The report on Northern Rock found the FSA badly lacking in its supervision of what it regarded as one of the most high-risk firms. Was the heavy emphasis in the FSA on box-ticking for the "treating customers fairly" programme at the expense of properly assessing the financial risks of individual firms, which is just as crucial and perhaps even more so for the customers themselves? I wonder whether the FSA got that balance right.
I have often wondered why Santander seems to be so much less under media and market scrutiny than other banks. In the same lecture, Sir John Gieve referred to the "dynamic provisioning" of Spanish regulations. Are there lessons to be learnt there? I look forward to hearing whether the noble Lord, Lord Burns, has anything to say on that subject, as a director of that bank. Was sufficient attention given to systemic risk? Was the division between the FSA and the Bank of England, after all, a mistake? I look forward to the review of the noble Lord, Lord Turner, on that.
I want to say a brief word about pensions, following what my noble friend Lord Blyth said. Even if in due course markets recover, the much heavier deficits on most defined benefit schemes as a result of the crisis may well be the last straw for many companies and the last nail in the coffin after that first famous raid in 1997, to which he referred, for even more of those schemes. I am also concerned about the implications for personal pensions—I wish I could speak longer on that. The present crisis, combined with a very low savings ratio and high pressures on personal discretionary expenditure, means that the outlook for personal pensions is pretty depressing.

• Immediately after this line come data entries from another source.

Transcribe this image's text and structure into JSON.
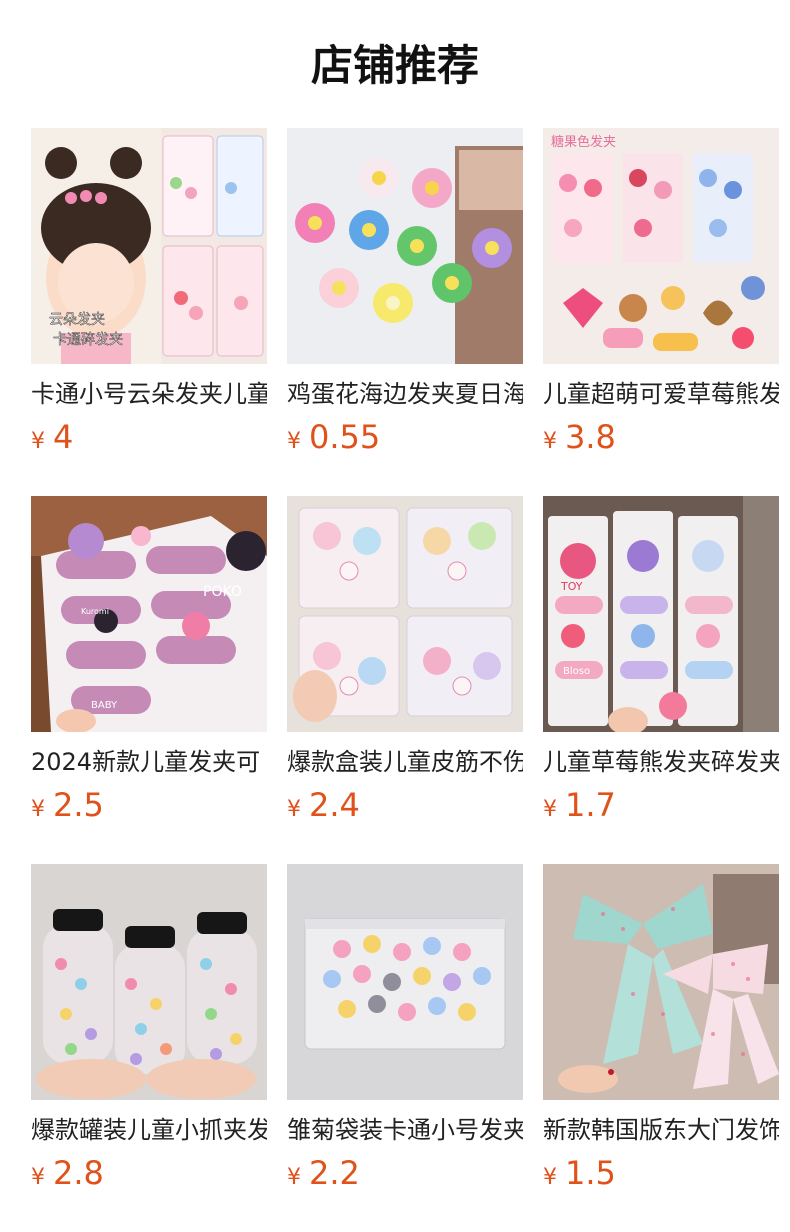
{
  "header": {
    "title": "店铺推荐"
  },
  "products": [
    {
      "name": "卡通小号云朵发夹儿童",
      "currency": "¥",
      "price": "4",
      "image_text": [
        "云朵发夹",
        "卡通碎发夹"
      ]
    },
    {
      "name": "鸡蛋花海边发夹夏日海",
      "currency": "¥",
      "price": "0.55"
    },
    {
      "name": "儿童超萌可爱草莓熊发",
      "currency": "¥",
      "price": "3.8",
      "image_text": [
        "糖果色发夹"
      ]
    },
    {
      "name": "2024新款儿童发夹可",
      "currency": "¥",
      "price": "2.5",
      "image_text": [
        "POKO",
        "Kuromi",
        "BABY"
      ]
    },
    {
      "name": "爆款盒装儿童皮筋不伤",
      "currency": "¥",
      "price": "2.4"
    },
    {
      "name": "儿童草莓熊发夹碎发夹",
      "currency": "¥",
      "price": "1.7",
      "image_text": [
        "TOY",
        "Bloso"
      ]
    },
    {
      "name": "爆款罐装儿童小抓夹发",
      "currency": "¥",
      "price": "2.8"
    },
    {
      "name": "雏菊袋装卡通小号发夹",
      "currency": "¥",
      "price": "2.2"
    },
    {
      "name": "新款韩国版东大门发饰",
      "currency": "¥",
      "price": "1.5"
    }
  ]
}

I was one of those who earlier strongly supported the PFI regime and I introduced one or two PFIs myself. However, I have been concerned for some time about the scale of the situation now. It is rather like off-balance-sheet financing: if it is not on too large a scale, it is very sensible. The scale of PFIs now is so large that I believe it is stoking up trouble for the future and affecting the public spending programmes because so much of the capital spending, about which the Government boast in education, health and so on, was done through PFI schemes so is not included in the borrowing-to-invest figures. I fear that the PFI schemes will make the future public spending problems even greater. It is future Governments and future generations who will pay for it.
That leads me to my final point: what happens next? Lower interest rates are fine. Will banks, in an attempt to increase margins, follow completely the downward movement in interest rates? Will that create further risks for sterling? Above all, will that last if the Government add to an already very high level of borrowing by attempting to spend their way out of a crisis, as they are apparently planning to do? Here I strongly support the view of all those who warn of the dangers of this. For this Government, spending our way out of the crisis now is dictated more by the political calendar than by economic needs, and the next Government will be left to face the bill.
I am delighted that we have had this debate today, but it is in advance of the public spending review, which will greatly add to the figures and I hope to the government policies rather more than the Mais lecture which the Chancellor delivered last week. I very much hope that we will be able to return to this subject with a full-length debate on the Queen's Speech, because that would be highly appropriate in the light of the public spending report.